Pertemananku dengan Tisa menjadi semakin dekat. Seperti kata pepatah, bergaul dengan tukang jual parfum bisa membuatmu wangi. Karena Tisa ini hobinya mampir ke Periplus, aku jadi ikut ketularan. Yang dulu rasanya aku tidak tahu judul-judul buku yang dijual di sana, sekarang jadi ingin memiliki seisi Periplus. Gara-gara Tisa juga akhirnya aku keranjingan (baca: terbiasa) membaca buku yang ditulis dalam bahasa Inggris dan menjadi semakin mad in love with book

So why do I keep reading in English?

simple answer // sumber


Terbiasa. Tepatnya pada akhir 2014 hingga sekarang aku tidak tahu sudah berapa banyak buku bahasa Inggris (fiksi dan non-fiksi) yang berhasil aku selesaikan. Belum lagi semasa kuliah, aku jadi terpaksa membaca literatur bahasa Inggris karena terbatasnya referensi lokal. Ujung-ujungnya, ketika aku mencoba membaca novel terjemahan, yang ada malah aku sendiri merasa aneh.

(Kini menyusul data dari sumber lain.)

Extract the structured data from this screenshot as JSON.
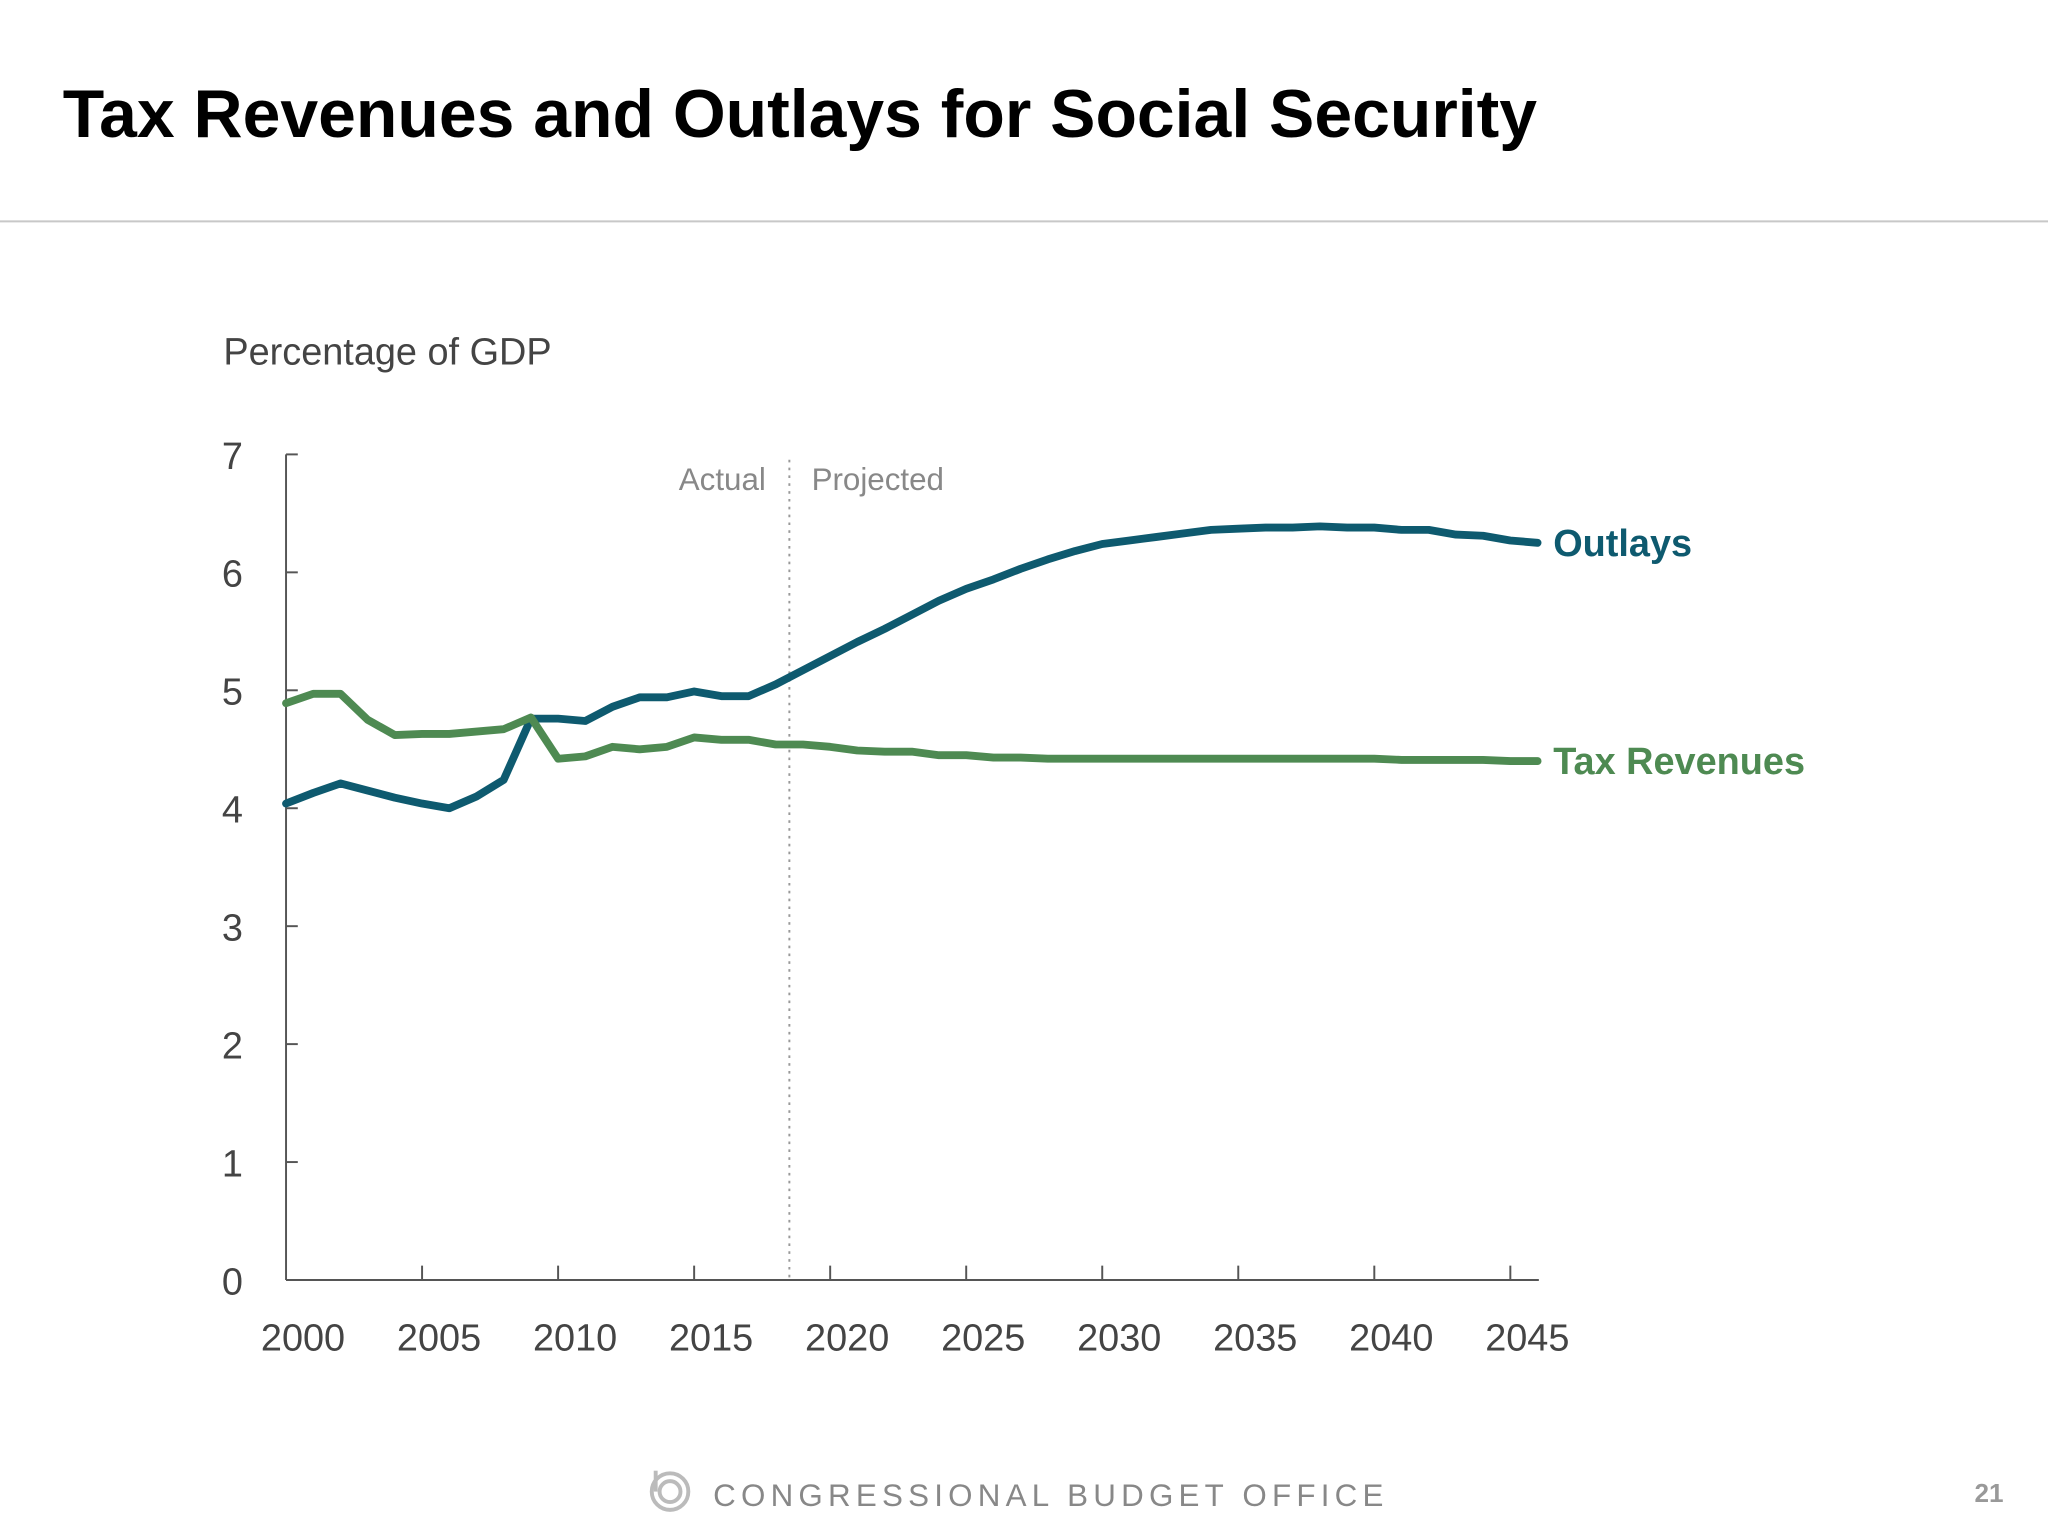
{
  "header": {
    "title": "Tax Revenues and Outlays for Social Security"
  },
  "footer": {
    "organization": "CONGRESSIONAL BUDGET OFFICE",
    "page_number": "21",
    "logo_icon": "cbo-logo-icon"
  },
  "chart_data": {
    "type": "line",
    "title": "Tax Revenues and Outlays for Social Security",
    "ylabel": "Percentage of GDP",
    "xlabel": "",
    "ylim": [
      0,
      7
    ],
    "xlim": [
      2000,
      2046
    ],
    "y_ticks": [
      "0",
      "1",
      "2",
      "3",
      "4",
      "5",
      "6",
      "7"
    ],
    "x_ticks": [
      "2000",
      "2005",
      "2010",
      "2015",
      "2020",
      "2025",
      "2030",
      "2035",
      "2040",
      "2045"
    ],
    "grid": false,
    "divider": {
      "year": 2018.5,
      "left_label": "Actual",
      "right_label": "Projected"
    },
    "x": [
      2000,
      2001,
      2002,
      2003,
      2004,
      2005,
      2006,
      2007,
      2008,
      2009,
      2010,
      2011,
      2012,
      2013,
      2014,
      2015,
      2016,
      2017,
      2018,
      2019,
      2020,
      2021,
      2022,
      2023,
      2024,
      2025,
      2026,
      2027,
      2028,
      2029,
      2030,
      2031,
      2032,
      2033,
      2034,
      2035,
      2036,
      2037,
      2038,
      2039,
      2040,
      2041,
      2042,
      2043,
      2044,
      2045,
      2046
    ],
    "series": [
      {
        "name": "Outlays",
        "color": "#0e5a6f",
        "values": [
          4.04,
          4.13,
          4.21,
          4.15,
          4.09,
          4.04,
          4.0,
          4.1,
          4.24,
          4.76,
          4.76,
          4.74,
          4.86,
          4.94,
          4.94,
          4.99,
          4.95,
          4.95,
          5.05,
          5.17,
          5.29,
          5.41,
          5.52,
          5.64,
          5.76,
          5.86,
          5.94,
          6.03,
          6.11,
          6.18,
          6.24,
          6.27,
          6.3,
          6.33,
          6.36,
          6.37,
          6.38,
          6.38,
          6.39,
          6.38,
          6.38,
          6.36,
          6.36,
          6.32,
          6.31,
          6.27,
          6.25
        ]
      },
      {
        "name": "Tax Revenues",
        "color": "#4e8a52",
        "values": [
          4.89,
          4.97,
          4.97,
          4.75,
          4.62,
          4.63,
          4.63,
          4.65,
          4.67,
          4.77,
          4.42,
          4.44,
          4.52,
          4.5,
          4.52,
          4.6,
          4.58,
          4.58,
          4.54,
          4.54,
          4.52,
          4.49,
          4.48,
          4.48,
          4.45,
          4.45,
          4.43,
          4.43,
          4.42,
          4.42,
          4.42,
          4.42,
          4.42,
          4.42,
          4.42,
          4.42,
          4.42,
          4.42,
          4.42,
          4.42,
          4.42,
          4.41,
          4.41,
          4.41,
          4.41,
          4.4,
          4.4
        ]
      }
    ]
  }
}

Kadangkala, membaca novel bahasa Inggris karena aku lebih nyaman untuk memahami lelucon atau ceritanya dalam bahasa aslinya ketimbang dalam bahasa Indonesia. Bagiku, ada beberapa hal yang tidak bisa diterjemahkan ke dalam bahasa kita. Lagipula, karena aku membaca dalam bahasa Inggris, aku masih nyambung dengan dunia fangirling di kalangan teman-teman booklr.

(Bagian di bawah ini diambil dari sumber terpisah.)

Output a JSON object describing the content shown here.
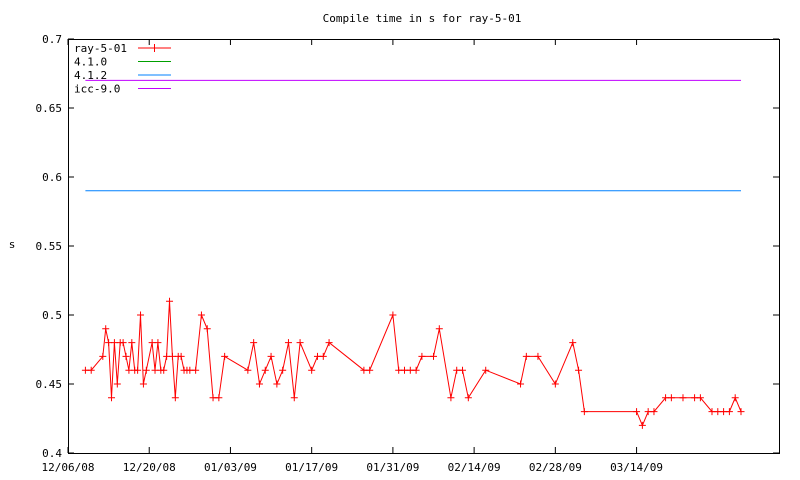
{
  "chart_data": {
    "type": "line",
    "title": "Compile time in s for ray-5-01",
    "xlabel": "",
    "ylabel": "s",
    "ylim": [
      0.4,
      0.7
    ],
    "xlim": [
      "2008-12-06",
      "2009-04-01"
    ],
    "y_ticks": [
      "0.4",
      "0.45",
      "0.5",
      "0.55",
      "0.6",
      "0.65",
      "0.7"
    ],
    "x_ticks": [
      {
        "date": "2008-12-06",
        "label": "12/06/08"
      },
      {
        "date": "2008-12-20",
        "label": "12/20/08"
      },
      {
        "date": "2009-01-03",
        "label": "01/03/09"
      },
      {
        "date": "2009-01-17",
        "label": "01/17/09"
      },
      {
        "date": "2009-01-31",
        "label": "01/31/09"
      },
      {
        "date": "2009-02-14",
        "label": "02/14/09"
      },
      {
        "date": "2009-02-28",
        "label": "02/28/09"
      },
      {
        "date": "2009-03-14",
        "label": "03/14/09"
      }
    ],
    "grid": false,
    "legend_position": "top-left",
    "series": [
      {
        "name": "ray-5-01",
        "color": "#ff0000",
        "marker": "plus",
        "points": [
          [
            "2008-12-09",
            0.46
          ],
          [
            "2008-12-10",
            0.46
          ],
          [
            "2008-12-12",
            0.47
          ],
          [
            "2008-12-12.5",
            0.49
          ],
          [
            "2008-12-13",
            0.48
          ],
          [
            "2008-12-13.5",
            0.44
          ],
          [
            "2008-12-14",
            0.48
          ],
          [
            "2008-12-14.5",
            0.45
          ],
          [
            "2008-12-15",
            0.48
          ],
          [
            "2008-12-15.5",
            0.48
          ],
          [
            "2008-12-16",
            0.47
          ],
          [
            "2008-12-16.5",
            0.46
          ],
          [
            "2008-12-17",
            0.48
          ],
          [
            "2008-12-17.5",
            0.46
          ],
          [
            "2008-12-18",
            0.46
          ],
          [
            "2008-12-18.5",
            0.5
          ],
          [
            "2008-12-19",
            0.45
          ],
          [
            "2008-12-19.5",
            0.46
          ],
          [
            "2008-12-20.5",
            0.48
          ],
          [
            "2008-12-21",
            0.46
          ],
          [
            "2008-12-21.5",
            0.48
          ],
          [
            "2008-12-22",
            0.46
          ],
          [
            "2008-12-22.5",
            0.46
          ],
          [
            "2008-12-23",
            0.47
          ],
          [
            "2008-12-23.5",
            0.51
          ],
          [
            "2008-12-24",
            0.47
          ],
          [
            "2008-12-24.5",
            0.44
          ],
          [
            "2008-12-25",
            0.47
          ],
          [
            "2008-12-25.5",
            0.47
          ],
          [
            "2008-12-26",
            0.46
          ],
          [
            "2008-12-26.5",
            0.46
          ],
          [
            "2008-12-27",
            0.46
          ],
          [
            "2008-12-28",
            0.46
          ],
          [
            "2008-12-29",
            0.5
          ],
          [
            "2008-12-30",
            0.49
          ],
          [
            "2008-12-31",
            0.44
          ],
          [
            "2009-01-01",
            0.44
          ],
          [
            "2009-01-02",
            0.47
          ],
          [
            "2009-01-06",
            0.46
          ],
          [
            "2009-01-07",
            0.48
          ],
          [
            "2009-01-08",
            0.45
          ],
          [
            "2009-01-09",
            0.46
          ],
          [
            "2009-01-10",
            0.47
          ],
          [
            "2009-01-11",
            0.45
          ],
          [
            "2009-01-12",
            0.46
          ],
          [
            "2009-01-13",
            0.48
          ],
          [
            "2009-01-14",
            0.44
          ],
          [
            "2009-01-15",
            0.48
          ],
          [
            "2009-01-17",
            0.46
          ],
          [
            "2009-01-18",
            0.47
          ],
          [
            "2009-01-19",
            0.47
          ],
          [
            "2009-01-20",
            0.48
          ],
          [
            "2009-01-26",
            0.46
          ],
          [
            "2009-01-27",
            0.46
          ],
          [
            "2009-01-31",
            0.5
          ],
          [
            "2009-02-01",
            0.46
          ],
          [
            "2009-02-02",
            0.46
          ],
          [
            "2009-02-03",
            0.46
          ],
          [
            "2009-02-04",
            0.46
          ],
          [
            "2009-02-05",
            0.47
          ],
          [
            "2009-02-07",
            0.47
          ],
          [
            "2009-02-08",
            0.49
          ],
          [
            "2009-02-10",
            0.44
          ],
          [
            "2009-02-11",
            0.46
          ],
          [
            "2009-02-12",
            0.46
          ],
          [
            "2009-02-13",
            0.44
          ],
          [
            "2009-02-16",
            0.46
          ],
          [
            "2009-02-22",
            0.45
          ],
          [
            "2009-02-23",
            0.47
          ],
          [
            "2009-02-25",
            0.47
          ],
          [
            "2009-02-28",
            0.45
          ],
          [
            "2009-03-03",
            0.48
          ],
          [
            "2009-03-04",
            0.46
          ],
          [
            "2009-03-05",
            0.43
          ],
          [
            "2009-03-14",
            0.43
          ],
          [
            "2009-03-15",
            0.42
          ],
          [
            "2009-03-16",
            0.43
          ],
          [
            "2009-03-17",
            0.43
          ],
          [
            "2009-03-19",
            0.44
          ],
          [
            "2009-03-20",
            0.44
          ],
          [
            "2009-03-22",
            0.44
          ],
          [
            "2009-03-24",
            0.44
          ],
          [
            "2009-03-25",
            0.44
          ],
          [
            "2009-03-27",
            0.43
          ],
          [
            "2009-03-28",
            0.43
          ],
          [
            "2009-03-29",
            0.43
          ],
          [
            "2009-03-30",
            0.43
          ],
          [
            "2009-03-31",
            0.44
          ],
          [
            "2009-04-01",
            0.43
          ]
        ]
      },
      {
        "name": "4.1.0",
        "color": "#00a000",
        "constant": null
      },
      {
        "name": "4.1.2",
        "color": "#0080ff",
        "constant": 0.59,
        "x_range": [
          "2008-12-09",
          "2009-04-01"
        ]
      },
      {
        "name": "icc-9.0",
        "color": "#c000ff",
        "constant": 0.67,
        "x_range": [
          "2008-12-09",
          "2009-04-01"
        ]
      }
    ]
  }
}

Membaca buku bahasa Inggris membuat pikiran kerja otak kita jadi lebih optimal lo! Kita membaca dalam bahasa yang asing dan kemudian otak harus menerjemahkannya supaya kita mengerti jalan ceritanya. Tidak hanya itu, sudah bukan rahasia lagi kalau membaca adalah salah satu cara yang bisa digunakan untuk menambah kosakata, termasuk kosakata bahasa Inggris. Aku pernah iseng ikut tes TOEFL ITP karena selama ini hanya ikut tes TOEFL-alike. Iseng yang aku maksud disini aku sama sekali tidak belajar. Aku mencoba apakah dalam 2 tahun belakangan aku berusaha membaca bahan pustaka bahasa Inggris dan menonton film tanpa teks terjemahan bisa membantuku. Eh tidak disangka hal tersebut sangat bisa mendongkrak nilai TOEFLku. Lumayan hehehe.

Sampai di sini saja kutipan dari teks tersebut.